(2022) Neil Gaiman & Colleen Doran, Headline, £14.99, hrdbk, 76pp, ISBN 978-1-472-29064-9
Chivalry was first published by Neil Gaiman in his 1998 collection of short fiction: ‘Smoke and Mirrors’. It’s the story of an elderly widow who buys what turns out to be the Holy Grail in a charity shop. An amusing and often poignant adventure ensues, as Galaad, an earnest medieval knight comes to claim the cup.
Now released as a graphic novel, Chivalry glitters and glows with the impeccable illustrations of Colleen Doran, who also worked with Gaiman on Snow, Glass, Apples.
I say ‘glitters’ because Doran originally envisaged her work as an actual illuminated manuscript with gold leaf and iridescent colours. These techniques proved unworkable in production terms, but you still get a feel for the majesty and grandeur of her original ideas.
It also comes across as a work of love – Doran waited many many years before having the opportunity to turn Chivalry into a graphic novel. Her depiction of the main characters – Mrs Whitaker and Galaad – are tender and mellow. The attentions to detail are clearly carefully researched, right down to the ubiquitous tea set because of course, the first thing Mrs Whitaker does when Galaad comes to claim the Grail is to offer him a cup of tea.
There are some wonderful moments, where Doran interprets Gaiman’s prose with a single illustration – I particularly liked the ‘not bothered’ shrugs of Marie the charity shop assistant and then her ‘makeover’ after she has met and fallen for Galaad.
Chivalry is a story of realising what is important in life. It makes us consider what we truly treasure and what is the meaning of treasure – is it a memory, a good life, or is it something we want to possess? The contrast between the magical Arthurian quest for the Holy Grail is contrasted delightfully and thoughtfully with the ordinariness of the day-to-day life of a lonely widow who misses her late husband.

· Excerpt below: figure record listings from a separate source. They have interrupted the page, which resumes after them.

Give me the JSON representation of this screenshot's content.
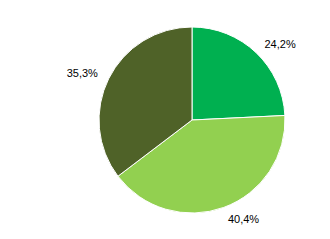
{
  "chart_data": {
    "type": "pie",
    "values": [
      24.2,
      40.4,
      35.3
    ],
    "value_labels": [
      "24,2%",
      "40,4%",
      "35,3%"
    ],
    "colors": [
      "#00b050",
      "#92d050",
      "#4f6228"
    ],
    "data_labels": true
  }
}
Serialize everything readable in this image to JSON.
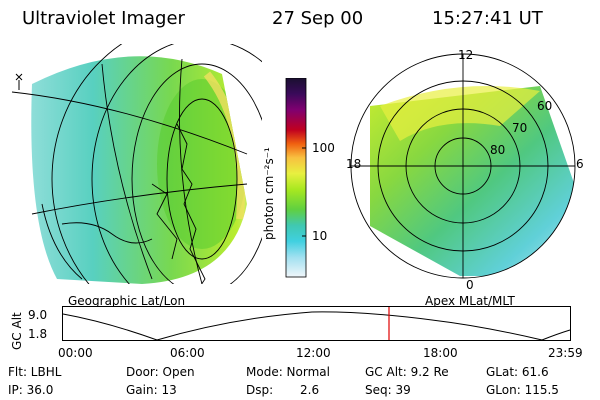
{
  "header": {
    "instrument": "Ultraviolet Imager",
    "date": "27 Sep 00",
    "time": "15:27:41 UT"
  },
  "geo_map": {
    "label": "Geographic Lat/Lon"
  },
  "colorbar": {
    "unit_label": "photon cm⁻²s⁻¹",
    "ticks": [
      "100",
      "10"
    ],
    "colors": [
      "#1a1030",
      "#3a0a5a",
      "#800070",
      "#b00030",
      "#e02010",
      "#f06010",
      "#f8a020",
      "#f8e060",
      "#d8f020",
      "#90e020",
      "#50d040",
      "#40c8a0",
      "#40d0e0",
      "#a0e8f0",
      "#e8f4f8"
    ]
  },
  "polar_map": {
    "label": "Apex MLat/MLT",
    "hour_labels": [
      "12",
      "18",
      "6",
      "0"
    ],
    "lat_labels": [
      "60",
      "70",
      "80"
    ]
  },
  "timeline": {
    "y_axis_title": "GC Alt",
    "y_ticks": [
      "9.0",
      "1.8"
    ],
    "x_ticks": [
      "00:00",
      "06:00",
      "12:00",
      "18:00",
      "23:59"
    ],
    "marker_color": "#e00000"
  },
  "info": {
    "flt": "Flt: LBHL",
    "ip": "IP: 36.0",
    "door": "Door: Open",
    "gain": "Gain: 13",
    "mode": "Mode: Normal",
    "dsp_label": "Dsp:",
    "dsp_value": "2.6",
    "gc_alt": "GC Alt: 9.2 Re",
    "seq": "Seq: 39",
    "glat": "GLat: 61.6",
    "glon": "GLon: 115.5"
  }
}
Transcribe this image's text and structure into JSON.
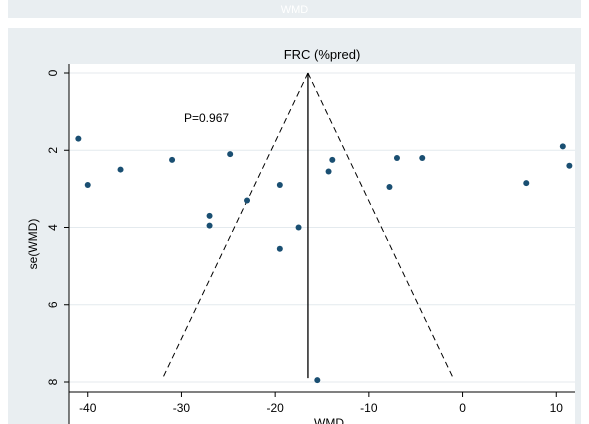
{
  "top_strip": {
    "label": "WMD"
  },
  "chart_data": {
    "type": "scatter",
    "subtype": "funnel-plot",
    "title": "FRC (%pred)",
    "xlabel": "WMD",
    "ylabel": "se(WMD)",
    "xlim": [
      -42,
      12
    ],
    "ylim": [
      0,
      8
    ],
    "y_inverted": true,
    "x_ticks": [
      -40,
      -30,
      -20,
      -10,
      0,
      10
    ],
    "y_ticks": [
      0,
      2,
      4,
      6,
      8
    ],
    "grid": "horizontal",
    "legend": "none",
    "annotation": "P=0.967",
    "pooled_estimate": -16.5,
    "funnel_base_se": 7.9,
    "funnel_limits_at_base": [
      -32.0,
      -1.0
    ],
    "points": [
      {
        "x": -41.0,
        "y": 1.7
      },
      {
        "x": -40.0,
        "y": 2.9
      },
      {
        "x": -36.5,
        "y": 2.5
      },
      {
        "x": -31.0,
        "y": 2.25
      },
      {
        "x": -27.0,
        "y": 3.7
      },
      {
        "x": -27.0,
        "y": 3.95
      },
      {
        "x": -24.8,
        "y": 2.1
      },
      {
        "x": -23.0,
        "y": 3.3
      },
      {
        "x": -19.5,
        "y": 2.9
      },
      {
        "x": -19.5,
        "y": 4.55
      },
      {
        "x": -17.5,
        "y": 4.0
      },
      {
        "x": -15.5,
        "y": 7.95
      },
      {
        "x": -14.3,
        "y": 2.55
      },
      {
        "x": -13.9,
        "y": 2.25
      },
      {
        "x": -7.8,
        "y": 2.95
      },
      {
        "x": -7.0,
        "y": 2.2
      },
      {
        "x": -4.3,
        "y": 2.2
      },
      {
        "x": 6.8,
        "y": 2.85
      },
      {
        "x": 10.7,
        "y": 1.9
      },
      {
        "x": 11.4,
        "y": 2.4
      }
    ]
  },
  "colors": {
    "panel_bg": "#e9eef1",
    "plot_bg": "#ffffff",
    "grid": "#e4eaee",
    "marker": "#1a4f72",
    "lines": "#000000"
  }
}
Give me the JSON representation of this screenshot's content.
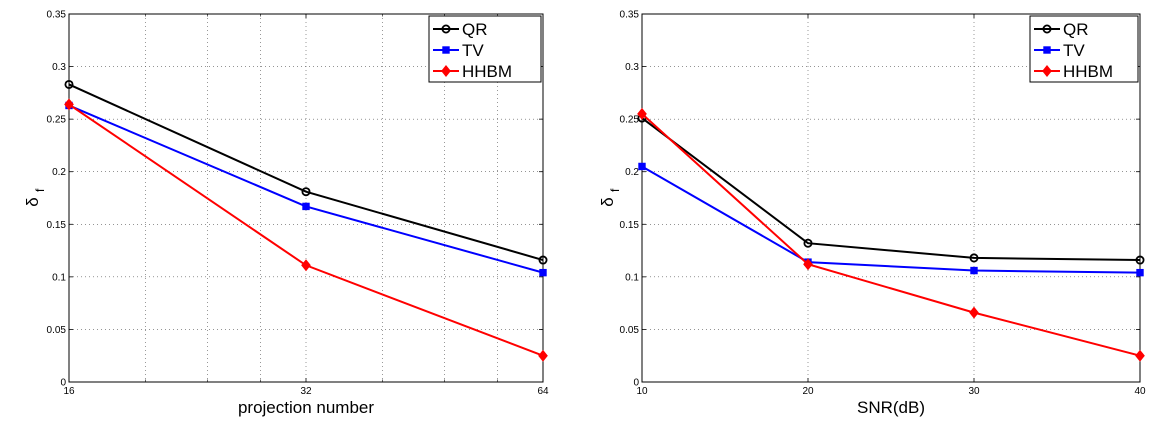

It is a short read, but I found myself re-reading it and reverently stroking the pages as I went along. It’s a book that feels like a gift and there are fifteen pages at the end devoted (somewhat indulgently) to a commentary from Doran about the making of the book and several of her original sketches. I had not read the original short story, so each page was a revelation. I’m not sure if I would have been quite so enamoured if it was a story I was already familiar with, but it certainly looks great on the bookshelf.